On February 4, 2014, the Department of Health and Human Services (“HHS”) Office of Inspector General (“OIG”) sent a Memorandum Report, titled Contract Pharmacy Arrangements in the 340B Program, to Mary Wakefield, Administrator for the Health Resources and Services Administration (“HRSA”). The purpose of the Memorandum Report was to inform HRSA about OIG’s study findings concerning 1) the oversight of contract pharmacies to prevent 340B Drug Pricing Program (“340B Program”) violations, 2) the diversion of 340B Program-purchased drugs (“340B drugs”) to ineligible patients and 3) duplicate discounts through Medicaid.
The 340B Program was established by the Veterans Health Care Act of 1992 in section 340B of the Public Health Service Act. The 340B Program requires that drug manufacturers participating in Medicaid provide discounted covered outpatient drugs to certain eligible health care entities (“covered entities”), which include community health centers and disproportionate share hospitals.
Covered entities participating in the 340B Program may contract with pharmacies to dispense 340B drugs. According to HRSA guidance, those covered entities must oversee the pharmacies to prevent diversion of 340B drugs and duplicate Medicaid discounts, which are statutorily prohibited. Duplicate discounts occur when a drug manufacturer pays a State Medicaid agency a rebate under the Medicaid drug rebate program on a drug sold at the already-discounted 340B price.
The OIG’s findings showed that the extent of the monitoring by covered entities varied and most covered entities did not conduct all of the oversight activities recommended by HRSA. Specifically, few covered entities reported retaining independent auditors for their contract pharmacy arrangements as recommended. The OIG’s findings also showed that covered entities participating in the 340B Program used different methods to identify 340B-eligible prescriptions to prevent diversion to ineligible patients at their contract pharmacy. As a result, there were different determinations across covered entities as to which prescriptions filled at contract pharmacies were treated as 340B-eligible.

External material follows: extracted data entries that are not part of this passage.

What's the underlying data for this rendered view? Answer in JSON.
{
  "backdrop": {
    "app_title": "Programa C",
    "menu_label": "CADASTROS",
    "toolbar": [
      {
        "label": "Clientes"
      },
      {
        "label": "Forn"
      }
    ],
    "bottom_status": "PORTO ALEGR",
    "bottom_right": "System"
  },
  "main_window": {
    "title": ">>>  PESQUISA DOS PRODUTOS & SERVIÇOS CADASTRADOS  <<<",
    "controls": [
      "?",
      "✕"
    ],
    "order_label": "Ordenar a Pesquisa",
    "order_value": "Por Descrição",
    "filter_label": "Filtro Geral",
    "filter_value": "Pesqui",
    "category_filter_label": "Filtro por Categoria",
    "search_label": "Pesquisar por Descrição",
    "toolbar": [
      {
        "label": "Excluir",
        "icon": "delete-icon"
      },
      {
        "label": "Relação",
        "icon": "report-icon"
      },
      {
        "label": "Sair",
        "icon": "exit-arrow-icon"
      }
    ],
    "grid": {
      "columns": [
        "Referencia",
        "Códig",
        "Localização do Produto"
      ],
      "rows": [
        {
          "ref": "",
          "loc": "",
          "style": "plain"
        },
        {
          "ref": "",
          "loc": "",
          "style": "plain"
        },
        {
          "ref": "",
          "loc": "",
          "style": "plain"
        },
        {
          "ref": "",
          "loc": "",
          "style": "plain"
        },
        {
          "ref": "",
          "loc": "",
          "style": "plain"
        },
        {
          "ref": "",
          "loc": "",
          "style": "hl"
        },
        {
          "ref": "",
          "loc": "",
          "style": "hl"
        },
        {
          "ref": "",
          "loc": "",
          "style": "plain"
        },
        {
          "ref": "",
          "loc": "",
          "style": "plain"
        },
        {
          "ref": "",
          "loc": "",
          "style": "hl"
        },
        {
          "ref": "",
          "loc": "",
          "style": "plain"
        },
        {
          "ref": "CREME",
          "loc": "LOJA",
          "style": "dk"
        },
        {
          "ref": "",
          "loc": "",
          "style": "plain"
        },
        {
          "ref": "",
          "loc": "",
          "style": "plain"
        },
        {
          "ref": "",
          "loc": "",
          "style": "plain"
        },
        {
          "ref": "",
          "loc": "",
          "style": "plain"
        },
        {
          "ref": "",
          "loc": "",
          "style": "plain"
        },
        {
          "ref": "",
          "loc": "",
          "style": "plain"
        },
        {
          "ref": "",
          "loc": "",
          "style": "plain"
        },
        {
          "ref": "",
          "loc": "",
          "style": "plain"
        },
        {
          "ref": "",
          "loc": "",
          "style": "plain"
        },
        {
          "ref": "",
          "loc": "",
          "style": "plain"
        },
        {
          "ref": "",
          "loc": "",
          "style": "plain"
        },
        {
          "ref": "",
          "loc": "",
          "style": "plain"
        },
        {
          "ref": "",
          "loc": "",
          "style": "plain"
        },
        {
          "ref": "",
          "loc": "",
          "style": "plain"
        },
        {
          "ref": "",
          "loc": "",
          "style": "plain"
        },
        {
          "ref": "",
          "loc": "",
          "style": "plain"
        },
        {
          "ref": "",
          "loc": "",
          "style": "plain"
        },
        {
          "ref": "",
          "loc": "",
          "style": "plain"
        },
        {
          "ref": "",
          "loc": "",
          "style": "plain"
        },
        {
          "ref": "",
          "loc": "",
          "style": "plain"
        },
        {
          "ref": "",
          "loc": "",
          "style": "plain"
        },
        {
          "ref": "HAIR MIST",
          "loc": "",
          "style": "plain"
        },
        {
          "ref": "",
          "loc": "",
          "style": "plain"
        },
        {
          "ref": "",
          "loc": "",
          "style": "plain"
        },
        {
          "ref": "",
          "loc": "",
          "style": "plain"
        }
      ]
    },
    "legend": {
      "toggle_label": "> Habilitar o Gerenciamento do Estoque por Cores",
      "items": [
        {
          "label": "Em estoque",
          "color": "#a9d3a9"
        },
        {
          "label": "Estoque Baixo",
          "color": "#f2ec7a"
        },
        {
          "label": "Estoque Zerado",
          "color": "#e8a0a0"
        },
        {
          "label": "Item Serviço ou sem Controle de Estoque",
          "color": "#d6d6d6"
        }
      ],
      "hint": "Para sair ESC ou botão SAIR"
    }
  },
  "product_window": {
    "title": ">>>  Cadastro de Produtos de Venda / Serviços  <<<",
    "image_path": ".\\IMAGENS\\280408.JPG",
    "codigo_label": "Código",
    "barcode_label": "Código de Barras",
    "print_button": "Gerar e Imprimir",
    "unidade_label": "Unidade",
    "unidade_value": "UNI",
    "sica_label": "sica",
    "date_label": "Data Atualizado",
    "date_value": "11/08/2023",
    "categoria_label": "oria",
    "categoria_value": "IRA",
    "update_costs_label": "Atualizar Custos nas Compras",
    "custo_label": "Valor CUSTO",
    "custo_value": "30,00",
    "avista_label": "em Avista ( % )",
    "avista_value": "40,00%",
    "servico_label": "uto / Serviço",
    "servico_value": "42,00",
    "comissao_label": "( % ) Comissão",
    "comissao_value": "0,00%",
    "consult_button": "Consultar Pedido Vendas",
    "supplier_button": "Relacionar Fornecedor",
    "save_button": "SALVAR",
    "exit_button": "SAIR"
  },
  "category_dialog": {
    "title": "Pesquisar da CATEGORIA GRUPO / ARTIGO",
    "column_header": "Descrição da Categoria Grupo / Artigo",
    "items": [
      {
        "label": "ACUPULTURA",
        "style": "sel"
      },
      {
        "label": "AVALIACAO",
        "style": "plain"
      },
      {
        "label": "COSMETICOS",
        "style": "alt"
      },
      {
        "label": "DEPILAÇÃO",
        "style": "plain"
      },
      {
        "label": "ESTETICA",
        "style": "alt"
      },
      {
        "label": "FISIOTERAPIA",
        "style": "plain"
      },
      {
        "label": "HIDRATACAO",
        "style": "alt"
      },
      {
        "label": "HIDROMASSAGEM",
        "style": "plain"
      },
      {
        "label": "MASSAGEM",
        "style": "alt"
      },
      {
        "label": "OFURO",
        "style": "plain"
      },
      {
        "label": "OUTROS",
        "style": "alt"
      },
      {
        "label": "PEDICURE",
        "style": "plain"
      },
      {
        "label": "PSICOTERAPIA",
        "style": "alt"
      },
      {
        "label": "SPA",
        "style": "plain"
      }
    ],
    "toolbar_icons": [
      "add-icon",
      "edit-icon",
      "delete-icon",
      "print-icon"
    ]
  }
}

Further, the OIG found that administrators had difficulty identifying beneficiaries covered by Medicaid managed care organizations. Therefore, 340B drugs were dispensed to Medicaid beneficiaries and resulted in duplicate Medicaid discounts. In some cases, the OIG found covered entities knowingly dispensed 340B-purchased drugs to Medicaid beneficiaries without a reported method to avoid duplicate discounts.
Additionally, the OIG found that some covered entities did not offer discounted 340B Program prices to uninsured patients in any of their contract pharmacy arrangements. The OIG noted that although neither the 340B statute nor HRSA guidance addresses whether covered entities must do so, if the covered entities do not, uninsured patients pay the full non-340B price for prescriptions filled at those contract pharmacies.